No hace más que dos semanas prometía que nos íbamos a reír estas Fallas. Y así ha sido. No me tengo por un machista. Seguro que se lo parezco a alguien. Soy fruta que brota del heteropatriarcado que invade cada esquina. Milito en un partido, el Partido Libertario, donde la defensa de los derechos civiles, de todos y para todos, es bandera que se enarbola frecuentemente contra aquellos que segmentan la Libertad. Y aún no me explico cómo la ingeniería social del Sr. Ribó se ha dejado atrapar por sus propios prejuicios.

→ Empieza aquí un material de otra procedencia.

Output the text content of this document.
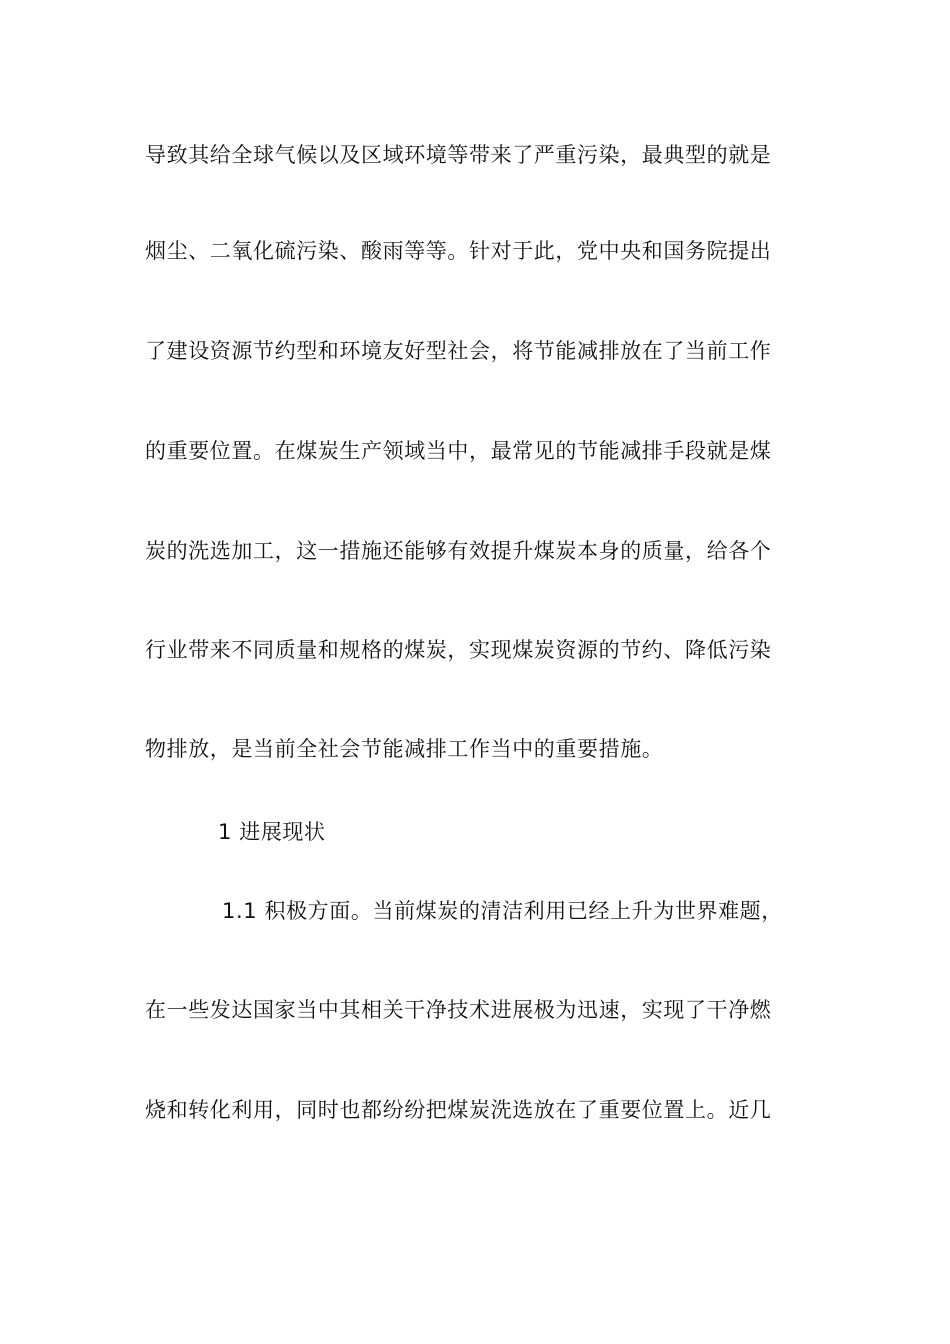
导致其给全球气候以及区域环境等带来了严重污染，最典型的就是
烟尘、二氧化硫污染、酸雨等等。针对于此，党中央和国务院提出
了建设资源节约型和环境友好型社会，将节能减排放在了当前工作
的重要位置。在煤炭生产领域当中，最常见的节能减排手段就是煤
炭的洗选加工，这一措施还能够有效提升煤炭本身的质量，给各个
行业带来不同质量和规格的煤炭，实现煤炭资源的节约、降低污染
物排放，是当前全社会节能减排工作当中的重要措施。
1 进展现状
1.1 积极方面。当前煤炭的清洁利用已经上升为世界难题，
在一些发达国家当中其相关干净技术进展极为迅速，实现了干净燃
烧和转化利用，同时也都纷纷把煤炭洗选放在了重要位置上。近几
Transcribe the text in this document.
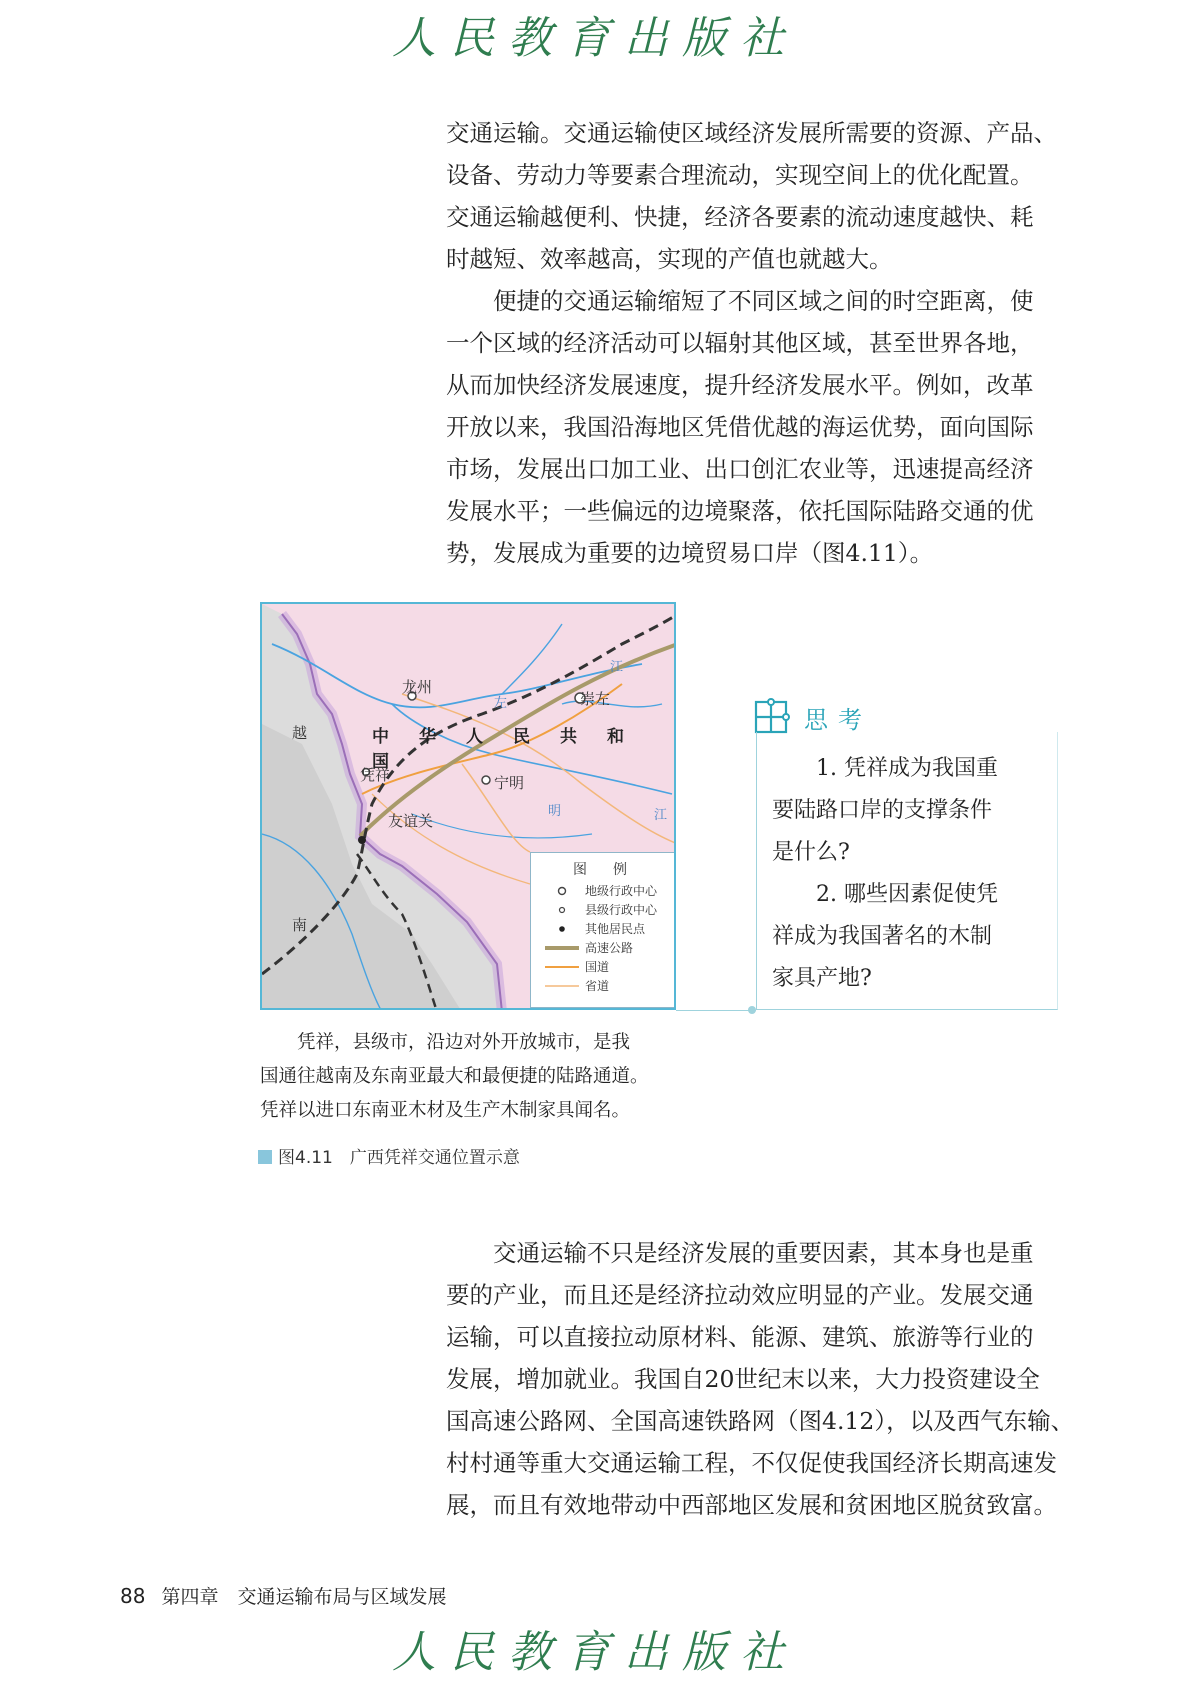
人民教育出版社

交通运输。交通运输使区域经济发展所需要的资源、产品、
设备、劳动力等要素合理流动，实现空间上的优化配置。
交通运输越便利、快捷，经济各要素的流动速度越快、耗
时越短、效率越高，实现的产值也就越大。

　　便捷的交通运输缩短了不同区域之间的时空距离，使
一个区域的经济活动可以辐射其他区域，甚至世界各地，
从而加快经济发展速度，提升经济发展水平。例如，改革
开放以来，我国沿海地区凭借优越的海运优势，面向国际
市场，发展出口加工业、出口创汇农业等，迅速提高经济
发展水平；一些偏远的边境聚落，依托国际陆路交通的优
势，发展成为重要的边境贸易口岸（图4.11）。

龙州
崇左
中华人民共和国
凭祥	宁明
友谊关
越
南
左
江
明	江
图　例
地级行政中心
县级行政中心
其他居民点
高速公路
国道
省道
思考

　　1. 凭祥成为我国重
要陆路口岸的支撑条件
是什么?
　　2. 哪些因素促使凭
祥成为我国著名的木制
家具产地?

　　凭祥，县级市，沿边对外开放城市，是我
国通往越南及东南亚最大和最便捷的陆路通道。
凭祥以进口东南亚木材及生产木制家具闻名。

图4.11　广西凭祥交通位置示意

　　交通运输不只是经济发展的重要因素，其本身也是重
要的产业，而且还是经济拉动效应明显的产业。发展交通
运输，可以直接拉动原材料、能源、建筑、旅游等行业的
发展，增加就业。我国自20世纪末以来，大力投资建设全
国高速公路网、全国高速铁路网（图4.12），以及西气东输、
村村通等重大交通运输工程，不仅促使我国经济长期高速发
展，而且有效地带动中西部地区发展和贫困地区脱贫致富。

88 第四章　交通运输布局与区域发展
人民教育出版社
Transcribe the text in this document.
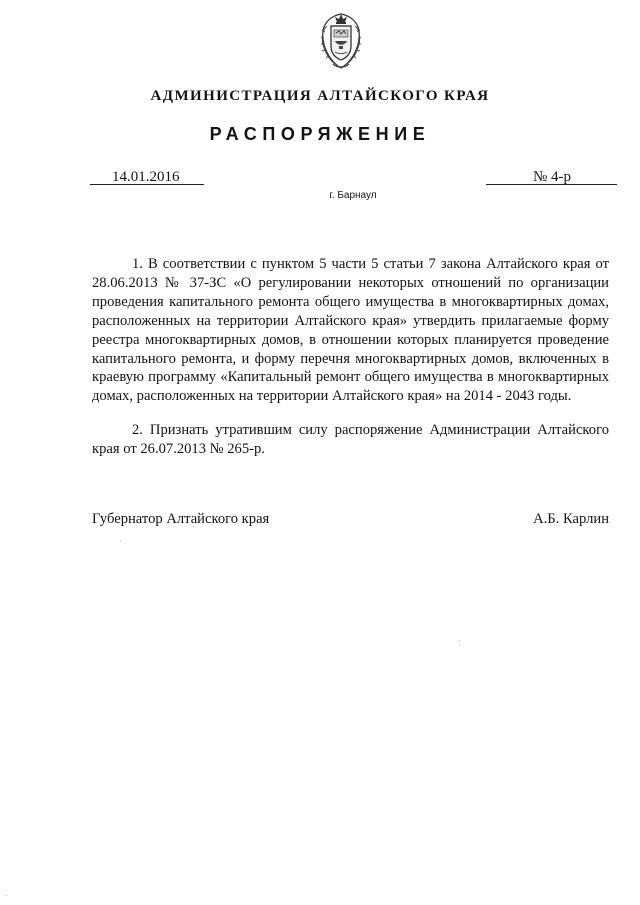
АДМИНИСТРАЦИЯ АЛТАЙСКОГО КРАЯ
РАСПОРЯЖЕНИЕ
14.01.2016	№ 4-р
г. Барнаул
1. В соответствии с пунктом 5 части 5 статьи 7 закона Алтайского края от 28.06.2013 № 37-ЗС «О регулировании некоторых отношений по организации проведения капитального ремонта общего имущества в многоквартирных домах, расположенных на территории Алтайского края» утвердить прилагаемые форму реестра многоквартирных домов, в отношении которых планируется проведение капитального ремонта, и форму перечня многоквартирных домов, включенных в краевую программу «Капитальный ремонт общего имущества в многоквартирных домах, расположенных на территории Алтайского края» на 2014 - 2043 годы.
2. Признать утратившим силу распоряжение Администрации Алтайского края от 26.07.2013 № 265-р.
Губернатор Алтайского края	А.Б. Карлин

Poner faldas en los semáforos no puede provocarme más que la risa. Faldas. Nada menos. Perpetuar el estereotipo de la mujer vestida como hace ya décadas. No importa. No es relevante que haya mil maneras de diseñar los semáforos sin caer en el topicazo – escribir cruzar y parar, dibujos de una flecha o triángulo y un aspa o el más vernáculo tira-li y eh aguanta, sobre fondos verde y rojo, respectivamente, son tres ejemplos. De hecho, estos que acabo de mencionar sí son totalmente inclusivos. No desdeñan ninguna opción sexual ni de género, bien sea escogida o natal. Y separo sexo y género, porque no son lo mismo. Qué nadie se olvide.

Sin duda se trata de nuevo del maniqueísmo al que nos tienen acostumbrados. La clase gobernante, se aferra a sus buenos y malos de plantilla. Siendo como fue el martes, Día Internacional de la Mujer – ¿Cuándo es el del Hombre? Preguntaba Ferrán a su madre (¡Machista!) – esta vez tocaba mujer buena, hombre malo. En bruto y sin más matices. Tampoco importa que se presenten otras opciones. Los cuerpos y las mentes a veces no casan. Hay que elegir bando. Y ellos como siempre eligen el bueno. No elegir bando te convierte, en este caso, en un… ¡Machista! (Además de facha, claro)

Así siguen intercambiando el todo y las partes. Realizando generalizaciones que son tremendamente peligrosas. Encumbrando a asesinos de homosexuales y travestidos como el Che, Stalin y otros mientras escritores homosexuales iraníes se exilian en Israel para evitar ser colgados. Nada importa.

El mundo se divide en bien y mal. Estás conmigo o contra mí. Los comunistas, socialistas, las mujeres, LGBTI, Greenpeace y algunos más son los buenos. Israel, el libre mercado o los empresarios son los malos. Como soy de los buenos, escojo siempre bien. Al fin y al cabo, un delincuente no puede ser de izquierdas, decía Garzón. Con faldas y al semáforo. En bruto. Sin matices. Generalizando. La realidad, llena siempre de matices, poco importa. Qué venga un escocés y lo vea.